I - O GATO PRETO
Um gato preto imaginário surgiu com os seus olhos amarelos brilhantes em algum lugar surreal. O local continha paredes de vidro que refletiam o arco-íris. Uma brisa suave balançava os pelos do felino como uma espécie de névoa negra, dando a impressão de que o animal estava evaporando, porém, nunca cessava. Ele encarava alguém e por incrível que pudesse parecer, começou a falar:
— Não tenha medo... Nunca desista dos seus objetivos. Proteja quem ama... — A voz grossa do felino falante entrava profundamente em sua mente, e seus olhos se estreitaram. — Lute por sua vida! Lute por seus ideais! E, principalmente... — A névoa negra estava ficando mais densa e o gato parecia mesmo evaporar. Os vidros das paredes trincavam, parecia ser o fim daquele mundo. — Não confie naquele que você chama de amigo. — Ao terminar, o felino evaporou totalmente na névoa e as paredes de vidro se estilhaçaram em uma explosão de ar.
Lú abriu os olhos. Mesmo estando em terra firme, ele ainda se encontrava abraçado ao pedaço de madeira em que se agarrara antes de deixar a sua terra natal. A areia fina e molhada grudava em sua pele azulada. Ele sentia a água das pequenas ondas querendo sugá-lo de volta para o mar, então se sentou e avistou o sol nascendo no horizonte, pintando o céu de laranja. Estava demorando para se recuperar daquela amnésia, queria saber o que fazia ali.
Foi então que se recordou do sonho anterior. Que diabos era aquele bicho em sua mente? Que conselho era aquele? Ele se sentia tão solitário, tão indefeso e não fazia sentido desconfiar de algum amigo que ele sequer sabia que exista.
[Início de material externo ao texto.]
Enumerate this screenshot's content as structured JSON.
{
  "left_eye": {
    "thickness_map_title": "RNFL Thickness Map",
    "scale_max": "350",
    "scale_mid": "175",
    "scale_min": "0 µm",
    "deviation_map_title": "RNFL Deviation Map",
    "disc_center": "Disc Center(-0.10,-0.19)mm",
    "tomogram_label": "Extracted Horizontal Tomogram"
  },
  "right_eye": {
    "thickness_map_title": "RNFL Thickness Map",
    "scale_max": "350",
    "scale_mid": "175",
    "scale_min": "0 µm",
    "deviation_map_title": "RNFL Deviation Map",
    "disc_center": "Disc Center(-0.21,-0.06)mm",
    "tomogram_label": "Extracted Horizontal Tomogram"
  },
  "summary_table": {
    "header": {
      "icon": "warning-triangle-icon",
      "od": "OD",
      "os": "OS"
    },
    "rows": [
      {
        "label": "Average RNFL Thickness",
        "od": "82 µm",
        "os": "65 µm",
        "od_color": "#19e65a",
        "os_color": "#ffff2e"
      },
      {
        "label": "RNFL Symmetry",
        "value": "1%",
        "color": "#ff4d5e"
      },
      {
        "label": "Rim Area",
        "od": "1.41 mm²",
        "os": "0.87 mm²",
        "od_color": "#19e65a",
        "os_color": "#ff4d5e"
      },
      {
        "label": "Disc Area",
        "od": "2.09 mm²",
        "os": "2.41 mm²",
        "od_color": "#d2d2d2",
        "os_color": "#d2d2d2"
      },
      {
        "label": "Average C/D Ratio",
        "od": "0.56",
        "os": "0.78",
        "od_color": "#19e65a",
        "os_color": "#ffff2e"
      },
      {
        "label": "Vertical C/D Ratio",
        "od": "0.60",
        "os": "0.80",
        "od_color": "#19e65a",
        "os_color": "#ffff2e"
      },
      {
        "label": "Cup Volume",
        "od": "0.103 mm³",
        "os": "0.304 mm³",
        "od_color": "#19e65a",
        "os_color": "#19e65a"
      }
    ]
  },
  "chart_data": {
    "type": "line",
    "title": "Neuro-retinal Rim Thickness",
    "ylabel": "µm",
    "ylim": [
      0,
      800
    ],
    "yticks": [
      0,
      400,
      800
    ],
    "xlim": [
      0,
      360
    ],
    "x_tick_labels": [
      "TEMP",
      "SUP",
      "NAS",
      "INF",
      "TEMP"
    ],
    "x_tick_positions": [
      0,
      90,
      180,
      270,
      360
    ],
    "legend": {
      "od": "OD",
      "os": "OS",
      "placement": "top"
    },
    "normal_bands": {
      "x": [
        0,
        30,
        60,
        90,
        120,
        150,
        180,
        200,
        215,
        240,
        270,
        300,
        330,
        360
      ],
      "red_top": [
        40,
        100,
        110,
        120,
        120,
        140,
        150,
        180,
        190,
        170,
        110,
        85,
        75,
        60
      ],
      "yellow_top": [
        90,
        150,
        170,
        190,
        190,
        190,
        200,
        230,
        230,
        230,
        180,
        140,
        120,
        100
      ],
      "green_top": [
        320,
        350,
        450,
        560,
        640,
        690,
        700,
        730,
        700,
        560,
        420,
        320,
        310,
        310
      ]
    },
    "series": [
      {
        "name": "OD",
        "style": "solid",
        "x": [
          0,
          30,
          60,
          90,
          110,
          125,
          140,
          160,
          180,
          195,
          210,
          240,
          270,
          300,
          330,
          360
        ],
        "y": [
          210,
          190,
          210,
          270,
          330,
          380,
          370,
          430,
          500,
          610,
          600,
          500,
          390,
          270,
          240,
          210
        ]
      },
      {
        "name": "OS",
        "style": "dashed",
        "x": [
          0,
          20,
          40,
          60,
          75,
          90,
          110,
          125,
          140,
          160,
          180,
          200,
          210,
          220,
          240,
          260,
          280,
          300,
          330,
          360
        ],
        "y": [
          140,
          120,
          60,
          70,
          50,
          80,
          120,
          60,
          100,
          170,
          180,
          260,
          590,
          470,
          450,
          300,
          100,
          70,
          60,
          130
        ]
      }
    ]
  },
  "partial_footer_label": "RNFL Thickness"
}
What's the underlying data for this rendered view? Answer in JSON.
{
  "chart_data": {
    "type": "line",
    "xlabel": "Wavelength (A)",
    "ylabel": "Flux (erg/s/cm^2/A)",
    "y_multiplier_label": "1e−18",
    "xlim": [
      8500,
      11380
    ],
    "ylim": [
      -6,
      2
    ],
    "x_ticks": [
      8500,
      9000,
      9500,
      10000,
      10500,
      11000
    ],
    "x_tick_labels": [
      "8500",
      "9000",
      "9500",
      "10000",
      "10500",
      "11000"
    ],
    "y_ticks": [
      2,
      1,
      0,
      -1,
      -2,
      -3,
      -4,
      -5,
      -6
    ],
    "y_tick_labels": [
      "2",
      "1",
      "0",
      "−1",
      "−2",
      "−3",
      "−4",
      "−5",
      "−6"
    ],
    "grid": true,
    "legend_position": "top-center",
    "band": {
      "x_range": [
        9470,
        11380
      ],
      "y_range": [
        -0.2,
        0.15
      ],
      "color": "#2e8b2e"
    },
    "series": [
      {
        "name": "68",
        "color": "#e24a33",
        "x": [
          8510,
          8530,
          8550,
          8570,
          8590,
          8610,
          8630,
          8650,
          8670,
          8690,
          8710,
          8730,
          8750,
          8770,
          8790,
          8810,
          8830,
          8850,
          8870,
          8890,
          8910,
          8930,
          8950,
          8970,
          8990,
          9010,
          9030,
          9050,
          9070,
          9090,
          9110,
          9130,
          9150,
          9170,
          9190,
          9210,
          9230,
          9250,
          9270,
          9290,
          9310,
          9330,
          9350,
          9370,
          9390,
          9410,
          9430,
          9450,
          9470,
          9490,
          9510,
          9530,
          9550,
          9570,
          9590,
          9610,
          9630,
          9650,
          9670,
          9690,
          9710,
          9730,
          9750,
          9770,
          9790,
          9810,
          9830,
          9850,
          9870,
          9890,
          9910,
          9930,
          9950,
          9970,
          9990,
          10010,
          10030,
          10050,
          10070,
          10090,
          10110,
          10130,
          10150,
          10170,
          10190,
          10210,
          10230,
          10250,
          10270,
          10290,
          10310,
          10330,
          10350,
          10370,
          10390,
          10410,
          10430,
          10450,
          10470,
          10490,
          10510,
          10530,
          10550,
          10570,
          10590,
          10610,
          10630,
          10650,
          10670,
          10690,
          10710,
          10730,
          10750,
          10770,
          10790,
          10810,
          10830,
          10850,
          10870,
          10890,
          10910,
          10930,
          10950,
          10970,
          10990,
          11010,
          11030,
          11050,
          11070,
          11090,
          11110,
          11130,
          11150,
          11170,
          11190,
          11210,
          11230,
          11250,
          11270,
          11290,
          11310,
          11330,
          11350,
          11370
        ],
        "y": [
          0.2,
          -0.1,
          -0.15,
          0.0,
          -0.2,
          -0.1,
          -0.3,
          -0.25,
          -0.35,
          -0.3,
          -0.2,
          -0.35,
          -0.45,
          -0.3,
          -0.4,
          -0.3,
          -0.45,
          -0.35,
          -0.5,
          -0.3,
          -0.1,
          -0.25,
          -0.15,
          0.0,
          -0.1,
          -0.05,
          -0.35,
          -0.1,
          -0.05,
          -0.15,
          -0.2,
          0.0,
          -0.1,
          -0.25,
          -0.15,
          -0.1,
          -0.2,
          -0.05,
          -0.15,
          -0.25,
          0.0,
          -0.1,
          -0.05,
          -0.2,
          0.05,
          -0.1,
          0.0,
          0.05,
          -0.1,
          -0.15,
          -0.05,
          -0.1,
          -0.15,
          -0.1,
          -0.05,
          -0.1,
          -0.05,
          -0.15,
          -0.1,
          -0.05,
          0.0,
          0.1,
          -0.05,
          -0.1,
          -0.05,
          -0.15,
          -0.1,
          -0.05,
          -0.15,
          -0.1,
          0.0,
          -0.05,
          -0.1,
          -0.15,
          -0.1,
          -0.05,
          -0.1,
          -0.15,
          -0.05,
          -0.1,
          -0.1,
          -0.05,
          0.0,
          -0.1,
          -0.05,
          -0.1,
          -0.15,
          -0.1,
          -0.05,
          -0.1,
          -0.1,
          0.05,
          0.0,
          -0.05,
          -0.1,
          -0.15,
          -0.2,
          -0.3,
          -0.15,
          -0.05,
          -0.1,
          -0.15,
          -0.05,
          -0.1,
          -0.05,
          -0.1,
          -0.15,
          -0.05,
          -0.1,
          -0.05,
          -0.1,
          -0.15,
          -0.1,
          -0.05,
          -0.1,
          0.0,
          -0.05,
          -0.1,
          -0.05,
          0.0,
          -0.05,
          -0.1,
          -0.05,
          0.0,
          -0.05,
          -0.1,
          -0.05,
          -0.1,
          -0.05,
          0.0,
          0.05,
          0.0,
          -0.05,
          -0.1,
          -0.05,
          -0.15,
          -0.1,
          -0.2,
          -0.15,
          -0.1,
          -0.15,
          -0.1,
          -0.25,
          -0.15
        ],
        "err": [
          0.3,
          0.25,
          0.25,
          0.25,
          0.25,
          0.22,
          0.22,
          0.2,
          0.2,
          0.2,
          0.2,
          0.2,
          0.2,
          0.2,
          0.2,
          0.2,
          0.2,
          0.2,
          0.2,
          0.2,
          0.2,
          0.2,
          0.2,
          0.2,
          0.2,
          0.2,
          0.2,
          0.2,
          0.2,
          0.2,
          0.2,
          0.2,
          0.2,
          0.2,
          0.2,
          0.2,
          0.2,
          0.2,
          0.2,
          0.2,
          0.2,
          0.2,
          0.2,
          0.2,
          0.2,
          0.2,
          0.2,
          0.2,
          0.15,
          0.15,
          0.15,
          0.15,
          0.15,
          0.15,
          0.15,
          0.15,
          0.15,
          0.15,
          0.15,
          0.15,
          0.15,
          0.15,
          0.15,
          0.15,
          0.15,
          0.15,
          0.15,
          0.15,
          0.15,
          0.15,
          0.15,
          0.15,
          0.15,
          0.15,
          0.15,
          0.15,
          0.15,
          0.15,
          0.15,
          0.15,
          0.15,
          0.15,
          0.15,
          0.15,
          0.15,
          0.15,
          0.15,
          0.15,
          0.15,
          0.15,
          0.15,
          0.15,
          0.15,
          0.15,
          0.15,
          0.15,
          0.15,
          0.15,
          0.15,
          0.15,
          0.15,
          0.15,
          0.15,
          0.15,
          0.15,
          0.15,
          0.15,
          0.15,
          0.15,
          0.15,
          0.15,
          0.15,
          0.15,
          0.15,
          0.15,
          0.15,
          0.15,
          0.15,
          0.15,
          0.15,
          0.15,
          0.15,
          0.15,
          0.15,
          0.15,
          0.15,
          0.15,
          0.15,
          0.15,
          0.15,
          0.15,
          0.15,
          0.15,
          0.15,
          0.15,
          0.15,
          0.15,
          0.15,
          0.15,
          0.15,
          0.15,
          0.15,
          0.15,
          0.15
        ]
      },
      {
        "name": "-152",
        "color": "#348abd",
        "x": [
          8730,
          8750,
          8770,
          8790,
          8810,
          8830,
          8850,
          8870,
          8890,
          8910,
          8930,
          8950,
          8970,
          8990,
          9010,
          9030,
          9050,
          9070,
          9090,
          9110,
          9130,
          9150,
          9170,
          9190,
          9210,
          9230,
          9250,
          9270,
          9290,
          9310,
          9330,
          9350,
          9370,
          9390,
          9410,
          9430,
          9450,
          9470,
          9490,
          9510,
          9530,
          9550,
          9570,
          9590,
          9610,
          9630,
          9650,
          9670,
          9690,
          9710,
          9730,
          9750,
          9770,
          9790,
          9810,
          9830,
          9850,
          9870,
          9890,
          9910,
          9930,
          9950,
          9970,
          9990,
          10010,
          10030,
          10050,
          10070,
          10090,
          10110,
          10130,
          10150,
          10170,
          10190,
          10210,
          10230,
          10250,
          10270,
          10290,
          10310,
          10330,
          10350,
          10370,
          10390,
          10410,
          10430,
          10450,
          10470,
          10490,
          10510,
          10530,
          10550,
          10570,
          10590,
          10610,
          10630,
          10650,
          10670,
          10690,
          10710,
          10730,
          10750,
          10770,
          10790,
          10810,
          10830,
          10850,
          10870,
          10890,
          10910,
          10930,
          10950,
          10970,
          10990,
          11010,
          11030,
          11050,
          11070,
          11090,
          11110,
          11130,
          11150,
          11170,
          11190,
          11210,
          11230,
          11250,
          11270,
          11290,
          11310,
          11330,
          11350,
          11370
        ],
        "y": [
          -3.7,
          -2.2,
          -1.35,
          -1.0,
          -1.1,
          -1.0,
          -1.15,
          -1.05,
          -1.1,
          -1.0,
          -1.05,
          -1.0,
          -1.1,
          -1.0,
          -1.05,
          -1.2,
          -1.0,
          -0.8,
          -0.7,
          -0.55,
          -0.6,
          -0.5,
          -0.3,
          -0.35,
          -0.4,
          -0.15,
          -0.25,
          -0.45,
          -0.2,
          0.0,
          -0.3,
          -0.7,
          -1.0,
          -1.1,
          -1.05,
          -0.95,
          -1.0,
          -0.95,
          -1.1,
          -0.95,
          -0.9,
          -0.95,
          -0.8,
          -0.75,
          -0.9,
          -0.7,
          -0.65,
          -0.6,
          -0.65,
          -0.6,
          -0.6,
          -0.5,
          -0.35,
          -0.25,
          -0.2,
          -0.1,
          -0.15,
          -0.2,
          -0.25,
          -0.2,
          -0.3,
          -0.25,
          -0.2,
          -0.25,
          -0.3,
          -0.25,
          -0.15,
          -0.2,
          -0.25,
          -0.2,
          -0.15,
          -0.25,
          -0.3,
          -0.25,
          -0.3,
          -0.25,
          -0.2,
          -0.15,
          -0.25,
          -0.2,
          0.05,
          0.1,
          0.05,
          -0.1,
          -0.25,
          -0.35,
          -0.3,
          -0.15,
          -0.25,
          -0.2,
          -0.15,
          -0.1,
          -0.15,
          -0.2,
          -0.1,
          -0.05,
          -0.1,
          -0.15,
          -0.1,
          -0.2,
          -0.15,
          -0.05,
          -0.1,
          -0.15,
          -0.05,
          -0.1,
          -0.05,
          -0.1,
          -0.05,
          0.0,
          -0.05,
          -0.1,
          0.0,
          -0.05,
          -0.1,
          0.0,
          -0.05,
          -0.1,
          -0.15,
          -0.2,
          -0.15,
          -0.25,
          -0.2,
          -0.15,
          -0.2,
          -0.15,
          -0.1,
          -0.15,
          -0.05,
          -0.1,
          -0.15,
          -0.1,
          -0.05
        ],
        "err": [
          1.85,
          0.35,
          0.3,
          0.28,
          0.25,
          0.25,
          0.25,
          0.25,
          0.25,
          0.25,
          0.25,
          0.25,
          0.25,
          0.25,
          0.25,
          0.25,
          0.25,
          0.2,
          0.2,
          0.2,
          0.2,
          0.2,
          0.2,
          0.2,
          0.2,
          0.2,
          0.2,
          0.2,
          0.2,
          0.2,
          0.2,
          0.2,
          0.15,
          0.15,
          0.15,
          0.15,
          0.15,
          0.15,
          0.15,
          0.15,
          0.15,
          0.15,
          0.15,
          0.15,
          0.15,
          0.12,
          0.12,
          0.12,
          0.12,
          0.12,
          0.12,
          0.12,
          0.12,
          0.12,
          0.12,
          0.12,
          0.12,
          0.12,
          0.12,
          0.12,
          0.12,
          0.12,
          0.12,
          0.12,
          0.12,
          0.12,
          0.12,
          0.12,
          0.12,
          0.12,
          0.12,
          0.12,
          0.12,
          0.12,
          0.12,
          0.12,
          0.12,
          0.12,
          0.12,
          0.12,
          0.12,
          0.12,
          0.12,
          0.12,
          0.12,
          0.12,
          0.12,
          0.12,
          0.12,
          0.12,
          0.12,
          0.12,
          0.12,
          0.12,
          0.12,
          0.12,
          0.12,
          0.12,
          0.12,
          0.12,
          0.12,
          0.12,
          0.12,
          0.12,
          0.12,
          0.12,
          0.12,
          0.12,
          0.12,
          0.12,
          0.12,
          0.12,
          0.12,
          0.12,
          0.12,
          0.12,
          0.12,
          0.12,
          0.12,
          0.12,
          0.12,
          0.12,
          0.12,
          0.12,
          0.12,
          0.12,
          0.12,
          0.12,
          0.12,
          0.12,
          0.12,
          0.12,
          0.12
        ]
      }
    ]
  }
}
Com o sol já alto, o garoto fitou o horizonte e viu uma fumaça negra dissipando nas nuvens, então estreitou os olhos. Parecia que a fumaça vinha de um monte de terra ao longe. Talvez uma ilha.
A sua ilha!
Lú levantou-se em um pulo. Os seus olhos estavam esbugalhados, vidrados no que via, e a sua memória voltava aos poucos. O seu corpo enrijeceu e suas mãos estavam trêmulas. Não podia ser. Aquilo realmente estaria acontecendo? O garoto não sabia como havia chegado até ali, mas precisava voltar, precisava salvar a sua família — a sua mãe e suas irmãs.
Em uma ação desesperada, ele entrou na água e começou a nadar loucamente na direção da ilha — ou tentava, já que não sabia nadar —, mas as ondas o empurravam de volta, deixando-o submerso. A sua luta para chegar à superfície era árdua. O mar o estava engolindo dessa vez. Ele via a luz do sol — a única luz que brilhava na linha de água acima dele —, e bolhas de ar subiam ao seu redor.
Ele estava afundando.
A sua pele azul se misturava com a cor intensa da água marinha, enquanto a sua consciência se afogava junto com o seu corpo. Será que morrer era assim? Os mais velhos da sua tribo sempre falavam sobre o assunto. Para eles, antes de morrer, as lembranças da vida toda de cada um eram vistas como um sonho. Era isso que estava acontecendo com o Lú.
Ele via imagens rodando em sua mente. Lú se via com alguns anos a menos, perdido em uma mata. Ele chorava. Era noite. Ele estava abraçado a uma folha gigante de uma palmeira. A lua emitia um brilho azul — não era um fenômeno da superlua, mas sim a sua luz natural —, que lhe chamava a atenção. Ele sabia que aquele dia não iria morrer e tinha certeza que sua mãe iria encontrá-lo, e estava certo. Não demorou muito até uma mulher de pele azul e cabelo negro esvoaçante surgir no meio do matagal. Ela roçou a relva ao redor com um facão e o pegou no colo, abraçando-o fortemente. Lú sentia o calor emanando do seu corpo e sabia que estava protegido.
O garoto sentiu um conforto em sua alma. Ele estava pronto para partir. As lembranças que o engoliram agora a pouco foram dissipadas como fumaça. Naquele momento, tudo estava negro e o seu corpo se entrega às trevas, porém, ele ainda sentia o conforto e o calor emanando do colo da sua mãe. Será que ela o estaria levando para o reino das almas?
Ele estava atordoado. Os braços que o levavam eram de uma pele branca e pálida. Se não era a sua mãe que estava levando-o para o além, aquele ser a lembrava bastante. Ele a abraçou forte e deixou se levar.